Antiangiogenic Compound Axitinib Demonstrates Low Toxicity and Antitumoral Effects against Medulloblastoma.

Abstract

Simple SummaryMedulloblastoma is the most frequent pediatric brain cancer. Despite great improvements in the treatment of this disease over the last decades, survivors are subject to debilitating adverse effects that strongly impair their quality of life. There is an urgent need to find efficient anticancer therapies with fewer toxic effects. In this study, we suggest that an FDA- and EMA-approved antiangiogenic compound named axitinib may display effective antitumoral effects and low toxicity towards children as compared to a reference treatment currently used in clinical protocols. We also show that this compound can enter the brain compartment and exert antitumoral effects in vivo. Our study paves the way towards a clinical trial of repurposing axitinib to a pediatric brain cancer indication.Background: Despite the improvement of medulloblastoma (MB) treatments, survivors face severe long-term adverse effects and associated morbidity following multimodal treatments. Moreover, relapses are fatal within a few months.

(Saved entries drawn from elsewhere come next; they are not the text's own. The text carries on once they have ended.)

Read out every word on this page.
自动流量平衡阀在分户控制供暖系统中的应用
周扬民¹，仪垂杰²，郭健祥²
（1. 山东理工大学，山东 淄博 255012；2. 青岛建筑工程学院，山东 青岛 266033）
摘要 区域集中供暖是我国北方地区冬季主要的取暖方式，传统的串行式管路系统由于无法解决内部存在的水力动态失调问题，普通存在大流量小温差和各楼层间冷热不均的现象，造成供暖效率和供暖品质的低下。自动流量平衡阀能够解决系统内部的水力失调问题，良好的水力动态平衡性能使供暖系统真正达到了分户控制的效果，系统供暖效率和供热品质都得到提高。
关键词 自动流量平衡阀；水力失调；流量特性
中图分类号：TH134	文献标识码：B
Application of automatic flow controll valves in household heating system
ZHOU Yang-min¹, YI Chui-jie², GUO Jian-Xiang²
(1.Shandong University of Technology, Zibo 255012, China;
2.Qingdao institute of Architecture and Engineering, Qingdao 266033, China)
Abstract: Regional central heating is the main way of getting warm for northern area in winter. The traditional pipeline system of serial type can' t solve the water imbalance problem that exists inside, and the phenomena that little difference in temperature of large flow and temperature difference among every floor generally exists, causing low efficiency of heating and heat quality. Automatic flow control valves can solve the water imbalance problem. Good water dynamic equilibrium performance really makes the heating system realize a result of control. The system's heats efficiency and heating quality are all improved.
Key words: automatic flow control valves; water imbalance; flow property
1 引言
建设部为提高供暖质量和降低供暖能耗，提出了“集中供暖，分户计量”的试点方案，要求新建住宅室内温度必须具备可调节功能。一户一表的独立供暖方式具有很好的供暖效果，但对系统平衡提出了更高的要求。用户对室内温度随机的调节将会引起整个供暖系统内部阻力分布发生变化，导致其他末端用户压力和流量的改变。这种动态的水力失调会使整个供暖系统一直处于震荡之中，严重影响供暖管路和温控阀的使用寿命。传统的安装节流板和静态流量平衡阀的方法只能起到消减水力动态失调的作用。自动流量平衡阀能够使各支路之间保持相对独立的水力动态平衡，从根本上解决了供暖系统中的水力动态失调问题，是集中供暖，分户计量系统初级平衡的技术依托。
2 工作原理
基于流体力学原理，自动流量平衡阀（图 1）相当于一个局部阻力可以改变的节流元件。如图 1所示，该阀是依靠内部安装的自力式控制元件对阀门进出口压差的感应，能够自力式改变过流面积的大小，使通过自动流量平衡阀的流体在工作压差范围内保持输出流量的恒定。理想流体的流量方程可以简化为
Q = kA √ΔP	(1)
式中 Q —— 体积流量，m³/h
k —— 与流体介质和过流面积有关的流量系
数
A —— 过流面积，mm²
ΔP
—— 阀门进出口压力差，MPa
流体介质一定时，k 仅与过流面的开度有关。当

Therefore, chemotherapies inducing fewer adverse effects and/or improving survival at relapse are key for MB patients. Our purpose was to evaluate the last-generation antiangiogenic drugs for their relevance in the therapeutic arsenal of MB. Methods: We screened three EMA- and FDA-approved antiangiogenic compounds (axitinib, cabozantinib and sunitinib) for their ability to reduce cell viability of five MB cell lines and their low toxicity towards two normal cell lines in vitro. Based on this screening, single-agent and combination therapies were designed for in vivo validation. Results: Axitinib, cabozantinib and sunitinib decreased viability of all the tested tumor cells. Although sunitinib was the most efficient in tumor cells, it also impacted normal cells. Therefore, axitinib showed the highest selectivity index for MB cells as compared to normal cells. The compound did not lead to acute toxicity in juvenile rats and crossed the blood–brain barrier. Moreover, axitinib efficiently reduced the growth rate of experimental brain tumors. Analysis of public databases showed that high expression of axitinib targets correlates with poor prognosis. Conclusion: Our results suggest that axitinib is a compelling candidate for MB treatment.